I slipped my arm around her waist.

"Yeah, but you were fat in high school. I've seen the pictures." I teased.

"That damn camera added ten pounds!" She kind of kneeded my knee with hers.

"No, that was the Haagen Dazs ice cream."

"Well don't go sounding to high and mighty. I've seen your high school photos. You had more pimples than the rest of the school combined." She stopped wiggling and, after a second, looked at my face. "This is a lot warmer."

"No shit, really? Who rode the short bus?" I tried to find a comfortable place for my arm and failed.

"Yeah, well I may have ridden the short bus, but you rode the bus ,wore a helmet, and licked the glass all the way to school!" She moved enough to try and poke me in the ribs, but got my armpit.
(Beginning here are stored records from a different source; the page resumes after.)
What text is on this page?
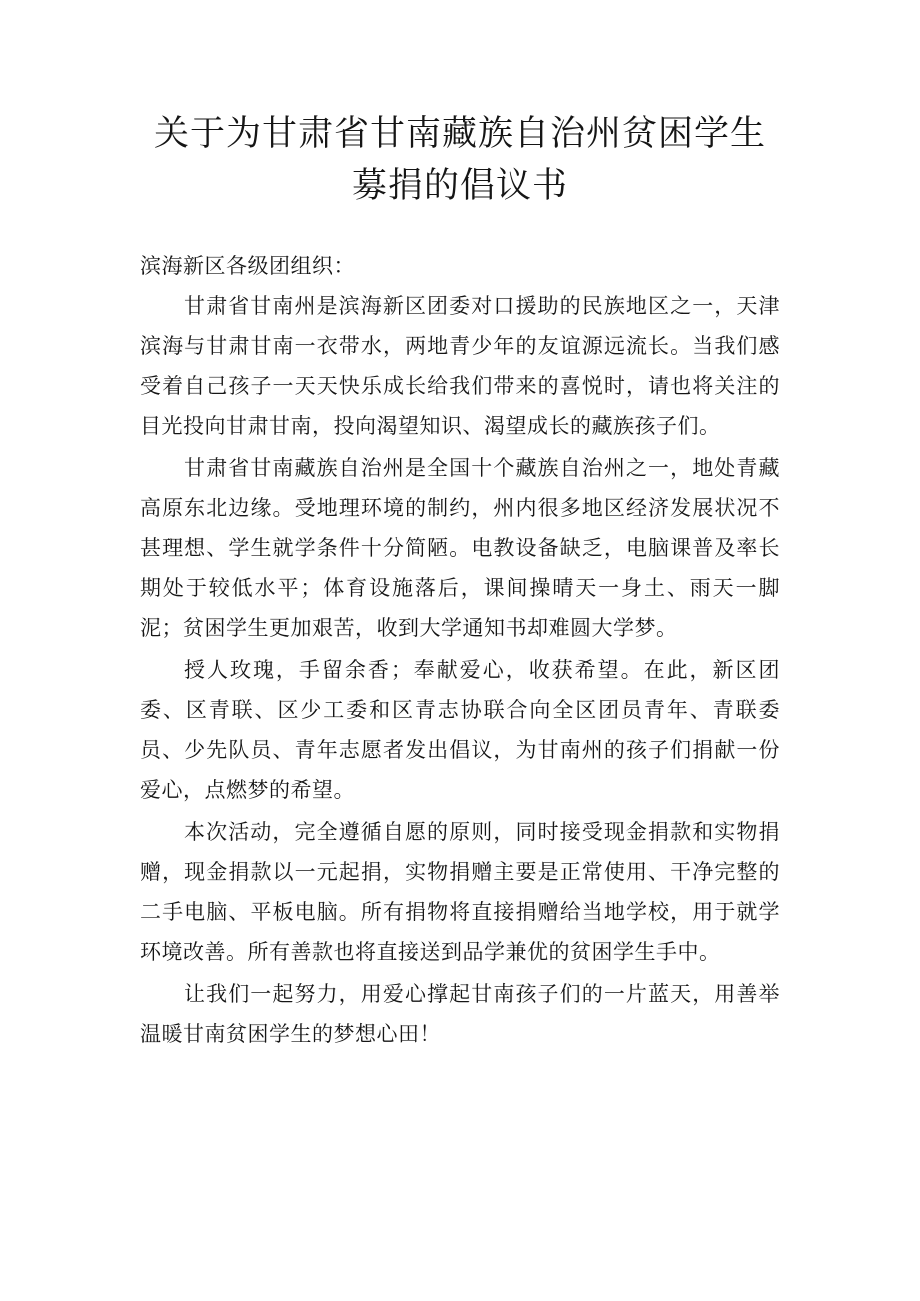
关于为甘肃省甘南藏族自治州贫困学生
募捐的倡议书

滨海新区各级团组织：

甘肃省甘南州是滨海新区团委对口援助的民族地区之一，天津滨海与甘肃甘南一衣带水，两地青少年的友谊源远流长。当我们感受着自己孩子一天天快乐成长给我们带来的喜悦时，请也将关注的目光投向甘肃甘南，投向渴望知识、渴望成长的藏族孩子们。

甘肃省甘南藏族自治州是全国十个藏族自治州之一，地处青藏高原东北边缘。受地理环境的制约，州内很多地区经济发展状况不甚理想、学生就学条件十分简陋。电教设备缺乏，电脑课普及率长期处于较低水平；体育设施落后，课间操晴天一身土、雨天一脚泥；贫困学生更加艰苦，收到大学通知书却难圆大学梦。

授人玫瑰，手留余香；奉献爱心，收获希望。在此，新区团委、区青联、区少工委和区青志协联合向全区团员青年、青联委员、少先队员、青年志愿者发出倡议，为甘南州的孩子们捐献一份爱心，点燃梦的希望。

本次活动，完全遵循自愿的原则，同时接受现金捐款和实物捐赠，现金捐款以一元起捐，实物捐赠主要是正常使用、干净完整的二手电脑、平板电脑。所有捐物将直接捐赠给当地学校，用于就学环境改善。所有善款也将直接送到品学兼优的贫困学生手中。

让我们一起努力，用爱心撑起甘南孩子们的一片蓝天，用善举温暖甘南贫困学生的梦想心田！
I rolled my eyes heaven ward for strength.

"Jan shut up and go to sleep for god's sake."

"I would love to, but you keep talking to me." She some how wiggled herself around till she was faced away from me. I spooned up against her back and finally found a place for my arm that was moderately comfortable.

She wiggled her ass back against my crotch.

"Goodnight, James."

I chuckled a little.

"Goodnight Jan."

I awoke at the first low rumble. I listened for it to grow. The fear of an avalanche sent a huge surge of adrenaline through me. Then I saw the night sky light up through the fabric of the tent. I could see the lightning's path across the sky almost like the nylon wasn't there.
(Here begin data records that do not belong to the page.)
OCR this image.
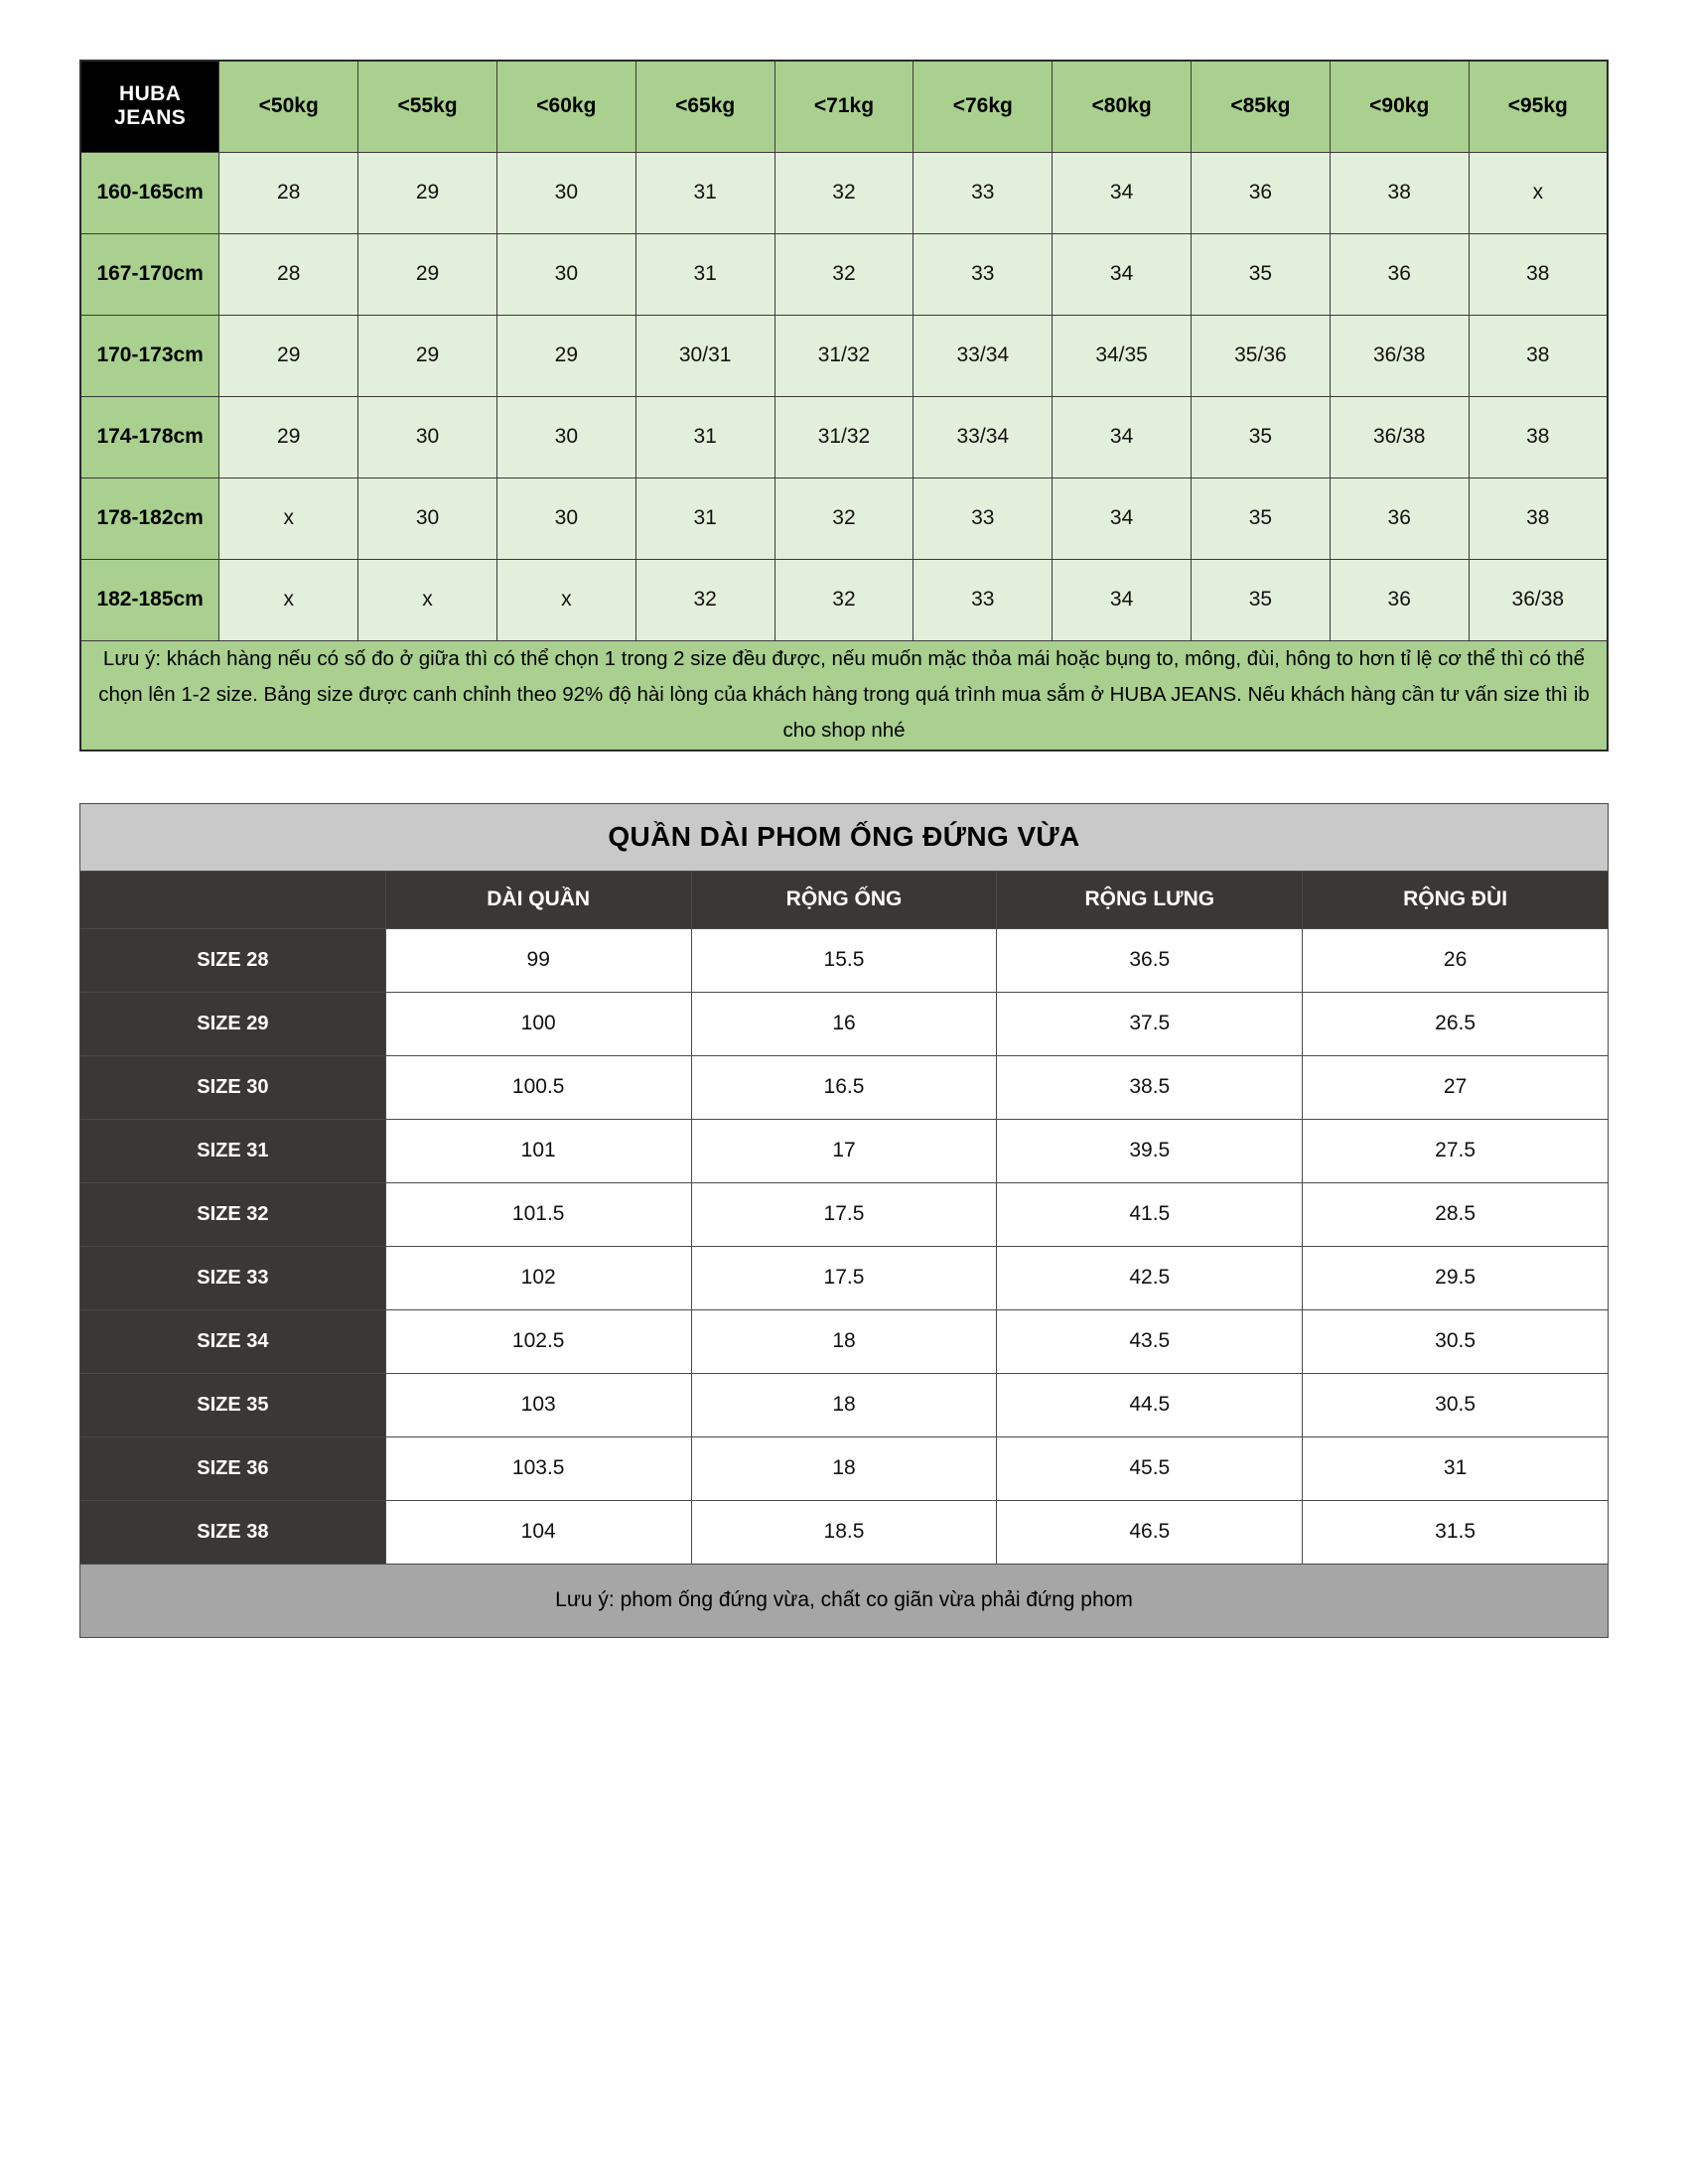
HUBA JEANS	<50kg	<55kg	<60kg	<65kg	<71kg	<76kg	<80kg	<85kg	<90kg	<95kg
160-165cm	28	29	30	31	32	33	34	36	38	x
167-170cm	28	29	30	31	32	33	34	35	36	38
170-173cm	29	29	29	30/31	31/32	33/34	34/35	35/36	36/38	38
174-178cm	29	30	30	31	31/32	33/34	34	35	36/38	38
178-182cm	x	30	30	31	32	33	34	35	36	38
182-185cm	x	x	x	32	32	33	34	35	36	36/38
Lưu ý: khách hàng nếu có số đo ở giữa thì có thể chọn 1 trong 2 size đều được, nếu muốn mặc thỏa mái hoặc bụng to, mông, đùi, hông to hơn tỉ lệ cơ thể thì có thể chọn lên 1-2 size. Bảng size được canh chỉnh theo 92% độ hài lòng của khách hàng trong quá trình mua sắm ở HUBA JEANS. Nếu khách hàng cần tư vấn size thì ib cho shop nhé										
QUẦN DÀI PHOM ỐNG ĐỨNG VỪA				
	DÀI QUẦN	RỘNG ỐNG	RỘNG LƯNG	RỘNG ĐÙI
SIZE 28	99	15.5	36.5	26
SIZE 29	100	16	37.5	26.5
SIZE 30	100.5	16.5	38.5	27
SIZE 31	101	17	39.5	27.5
SIZE 32	101.5	17.5	41.5	28.5
SIZE 33	102	17.5	42.5	29.5
SIZE 34	102.5	18	43.5	30.5
SIZE 35	103	18	44.5	30.5
SIZE 36	103.5	18	45.5	31
SIZE 38	104	18.5	46.5	31.5
Lưu ý: phom ống đứng vừa, chất co giãn vừa phải đứng phom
The second rumble shook the whole side of the mountain

Jan woke with a panicked gasp and tried to get free of the bag.

"Easy Jan," I told her, getting a hold of her and making her stop. After a moment she settled down.

"What was..."

Lightning again split the sky. The thunder rumbled, echoing from rock to rock, continuing for what seems like ages. It was almost deafeningly loud.

Jan some how spun in my arms like a top, despite the fact there wasn't an inch to spare in the bag. I felt her pressing her face into my chest and heard her whimper as the next bolt cut through the air above us. She pressed her hands to her head as the thunder shook us.

"It's okay, Baby, I got you," I whispered in the silence between. I pulled Jan into my arms and held the back of her head to my chest. Memories came rushing back, like deja vu. The years and maturity rolled away, and I again felt like the young boy, holding his frightened cousin as she cried. Afraid of the storm.

I heard a low rumble nearby that I knew wasn't thunder, but the rush of falling snow down the side of the mountain At this point though, there wasn't anything I could do, so I put that fear out my mind and just held her.

Maybe the rush of panic took the strength out of her, I don't know, but in awhile I felt her relax against me, and I knew almost to the second that she had fallen back asleep. I listened to the thunder and the "not thunder" rumble the night around us for many hours. I drifting in and out of a light "combat" sleep myself. Finally it seemed to slack off, and I let myself fall off into deeper, normal sleep myself.

"James. James, wake up."

My eyes popped open, and I looked down at Jan. I had her curled into my side, held tight to me.

"Good morning," I told her softly as I let her loose a bit.

"Good morning to you as well. That was a hell of a night," she said, looking up at me as I got my elbow under me and lifted up to make a little room..

I nodded.

"Sounds like it's still going outside," she then whispered, softly. Almost as if to make a sound that the storm might not like.

I listened to the sound of snow and wind coming down hard against the sides of the tent. Both in equal measure

"Yeah. It may last all day."

"I hate to do it, but I got to go out and play in the snow for a few seconds." She started to wiggle around to get at the zipper to the sleeping bag. "And, judging by what's poking me in the hip, you need to as well."

As she zipped down the bag the rush of cold air into our warm cocoon was brutal. As I grabbed my boots, suddenly as if her words were all that was needed to make me aware of my urgent need to piss, I looked at the thermometer. It was minus thirty outside and not much above that in here.

But that difference didn't include the wind chill. Oh, God it was cold.

As I started to pee, I heard her normal complaints about male anatomy.

"Hey, listen... if it gets any colder I'm going to be having to squat as well." I told her. "My cock is going to retreat inside for the rest of the trip. I think my testicles already have."

Standing there, trying to hold my dick at a downward angle even though was wanting to point up, I looked around and wished I would hurry up.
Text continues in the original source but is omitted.